As a gentler starting point, there are a few handy "benchmark" languages.
- If your model can recognize the language of all strings where there are the same number of As and Bs in a string, then it is at least more powerful than FSM.
- If it can t, then it may be equivalent to FSM.
- Similarly, if your model can recognize the language of all strings where the are the same number of As, Bs, and Cs in a string, then it is more powerful than a CFG, or PDA.
These "benchmark languages" are really just functions in disguise --- the first is basically asking if 2 unary numbers are equal, the second is asking if 3 unary numbers are equal. They are nice and simple, and are well-known to be above or below the capabilities of particular models. I don t know simple ones for the more complex machines, so you may be on your own.

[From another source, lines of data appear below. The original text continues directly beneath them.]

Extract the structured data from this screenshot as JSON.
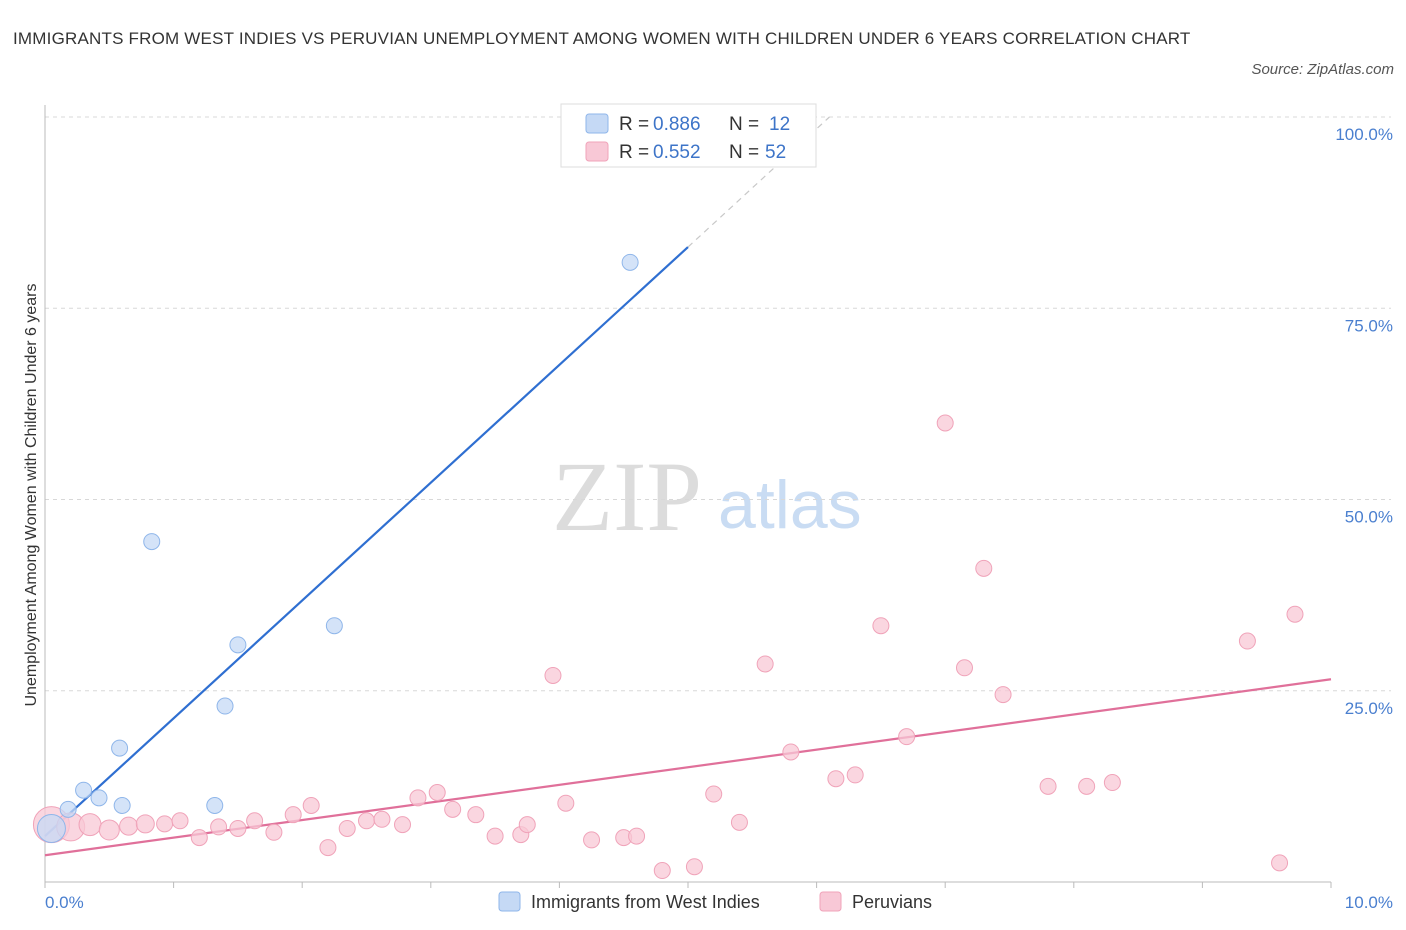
{
  "header": {
    "title": "IMMIGRANTS FROM WEST INDIES VS PERUVIAN UNEMPLOYMENT AMONG WOMEN WITH CHILDREN UNDER 6 YEARS CORRELATION CHART",
    "source": "Source: ZipAtlas.com"
  },
  "watermark": {
    "zip": "ZIP",
    "atlas": "atlas"
  },
  "chart_data": {
    "type": "scatter",
    "title": "IMMIGRANTS FROM WEST INDIES VS PERUVIAN UNEMPLOYMENT AMONG WOMEN WITH CHILDREN UNDER 6 YEARS CORRELATION CHART",
    "xlabel": "",
    "ylabel": "Unemployment Among Women with Children Under 6 years",
    "xlim": [
      0,
      10
    ],
    "ylim": [
      0,
      100
    ],
    "x_tick_labels": {
      "left": "0.0%",
      "right": "10.0%"
    },
    "y_ticks": [
      {
        "value": 100,
        "label": "100.0%"
      },
      {
        "value": 75,
        "label": "75.0%"
      },
      {
        "value": 50,
        "label": "50.0%"
      },
      {
        "value": 25,
        "label": "25.0%"
      }
    ],
    "grid": true,
    "legend": {
      "placement": "top-center",
      "entries": [
        {
          "r_label": "R =",
          "r_value": "0.886",
          "n_label": "N =",
          "n_value": "12"
        },
        {
          "r_label": "R =",
          "r_value": "0.552",
          "n_label": "N =",
          "n_value": "52"
        }
      ]
    },
    "series": [
      {
        "name": "Immigrants from West Indies",
        "color": "#8fb6ea",
        "fill": "#c5d9f5",
        "line_color": "#2f6fd1",
        "trend": {
          "x0": 0.0,
          "y0": 6.0,
          "x1": 5.0,
          "y1": 83.0,
          "dash_to_x": 6.1,
          "dash_to_y": 100.0
        },
        "points": [
          {
            "x": 0.05,
            "y": 7.0,
            "size": 14
          },
          {
            "x": 0.18,
            "y": 9.5,
            "size": 8
          },
          {
            "x": 0.3,
            "y": 12.0,
            "size": 8
          },
          {
            "x": 0.42,
            "y": 11.0,
            "size": 8
          },
          {
            "x": 0.58,
            "y": 17.5,
            "size": 8
          },
          {
            "x": 0.6,
            "y": 10.0,
            "size": 8
          },
          {
            "x": 0.83,
            "y": 44.5,
            "size": 8
          },
          {
            "x": 1.32,
            "y": 10.0,
            "size": 8
          },
          {
            "x": 1.4,
            "y": 23.0,
            "size": 8
          },
          {
            "x": 1.5,
            "y": 31.0,
            "size": 8
          },
          {
            "x": 2.25,
            "y": 33.5,
            "size": 8
          },
          {
            "x": 4.55,
            "y": 81.0,
            "size": 8
          }
        ]
      },
      {
        "name": "Peruvians",
        "color": "#f0a3b9",
        "fill": "#f8c8d6",
        "line_color": "#e0709a",
        "trend": {
          "x0": 0.0,
          "y0": 3.5,
          "x1": 10.0,
          "y1": 26.5
        },
        "points": [
          {
            "x": 0.05,
            "y": 7.5,
            "size": 18
          },
          {
            "x": 0.2,
            "y": 7.2,
            "size": 14
          },
          {
            "x": 0.35,
            "y": 7.5,
            "size": 11
          },
          {
            "x": 0.5,
            "y": 6.8,
            "size": 10
          },
          {
            "x": 0.65,
            "y": 7.3,
            "size": 9
          },
          {
            "x": 0.78,
            "y": 7.6,
            "size": 9
          },
          {
            "x": 0.93,
            "y": 7.6,
            "size": 8
          },
          {
            "x": 1.05,
            "y": 8.0,
            "size": 8
          },
          {
            "x": 1.2,
            "y": 5.8,
            "size": 8
          },
          {
            "x": 1.35,
            "y": 7.2,
            "size": 8
          },
          {
            "x": 1.5,
            "y": 7.0,
            "size": 8
          },
          {
            "x": 1.63,
            "y": 8.0,
            "size": 8
          },
          {
            "x": 1.78,
            "y": 6.5,
            "size": 8
          },
          {
            "x": 1.93,
            "y": 8.8,
            "size": 8
          },
          {
            "x": 2.07,
            "y": 10.0,
            "size": 8
          },
          {
            "x": 2.2,
            "y": 4.5,
            "size": 8
          },
          {
            "x": 2.35,
            "y": 7.0,
            "size": 8
          },
          {
            "x": 2.5,
            "y": 8.0,
            "size": 8
          },
          {
            "x": 2.62,
            "y": 8.2,
            "size": 8
          },
          {
            "x": 2.78,
            "y": 7.5,
            "size": 8
          },
          {
            "x": 2.9,
            "y": 11.0,
            "size": 8
          },
          {
            "x": 3.05,
            "y": 11.7,
            "size": 8
          },
          {
            "x": 3.17,
            "y": 9.5,
            "size": 8
          },
          {
            "x": 3.35,
            "y": 8.8,
            "size": 8
          },
          {
            "x": 3.5,
            "y": 6.0,
            "size": 8
          },
          {
            "x": 3.7,
            "y": 6.2,
            "size": 8
          },
          {
            "x": 3.75,
            "y": 7.5,
            "size": 8
          },
          {
            "x": 3.95,
            "y": 27.0,
            "size": 8
          },
          {
            "x": 4.05,
            "y": 10.3,
            "size": 8
          },
          {
            "x": 4.25,
            "y": 5.5,
            "size": 8
          },
          {
            "x": 4.5,
            "y": 5.8,
            "size": 8
          },
          {
            "x": 4.6,
            "y": 6.0,
            "size": 8
          },
          {
            "x": 4.8,
            "y": 1.5,
            "size": 8
          },
          {
            "x": 5.05,
            "y": 2.0,
            "size": 8
          },
          {
            "x": 5.2,
            "y": 11.5,
            "size": 8
          },
          {
            "x": 5.4,
            "y": 7.8,
            "size": 8
          },
          {
            "x": 5.6,
            "y": 28.5,
            "size": 8
          },
          {
            "x": 5.8,
            "y": 17.0,
            "size": 8
          },
          {
            "x": 6.15,
            "y": 13.5,
            "size": 8
          },
          {
            "x": 6.3,
            "y": 14.0,
            "size": 8
          },
          {
            "x": 6.5,
            "y": 33.5,
            "size": 8
          },
          {
            "x": 6.7,
            "y": 19.0,
            "size": 8
          },
          {
            "x": 7.0,
            "y": 60.0,
            "size": 8
          },
          {
            "x": 7.15,
            "y": 28.0,
            "size": 8
          },
          {
            "x": 7.3,
            "y": 41.0,
            "size": 8
          },
          {
            "x": 7.45,
            "y": 24.5,
            "size": 8
          },
          {
            "x": 7.8,
            "y": 12.5,
            "size": 8
          },
          {
            "x": 8.1,
            "y": 12.5,
            "size": 8
          },
          {
            "x": 8.3,
            "y": 13.0,
            "size": 8
          },
          {
            "x": 9.35,
            "y": 31.5,
            "size": 8
          },
          {
            "x": 9.6,
            "y": 2.5,
            "size": 8
          },
          {
            "x": 9.72,
            "y": 35.0,
            "size": 8
          }
        ]
      }
    ]
  }
}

Note that for the model "LBA", linearly bounded automata, I believe that there is no known natural language that is computable with a TM, but NOT an LBA. This statement is drawn from hazy memories, so don t take it as a formal proof. :)
Note (lastly) that the "benchmark" languages ARE NOT ESTABLISHING EQUALITY. That is to say, if your model cannot compare 2 unary numbers, that does not mean it is necessarily equivalent to a FSM, it could be even weaker. The languages would only establish what it is greater than in power, or less than in power.
On a completely (completely) different track, Sipser s book does do proofs of equivalence between regexes and FSM, as well as between PDAs and CFGs. I m not sure how helpful that will be, as you are quite vague on what sort of model of computation you re considering, but if you re dead-set on equivalence, those may be good starting points.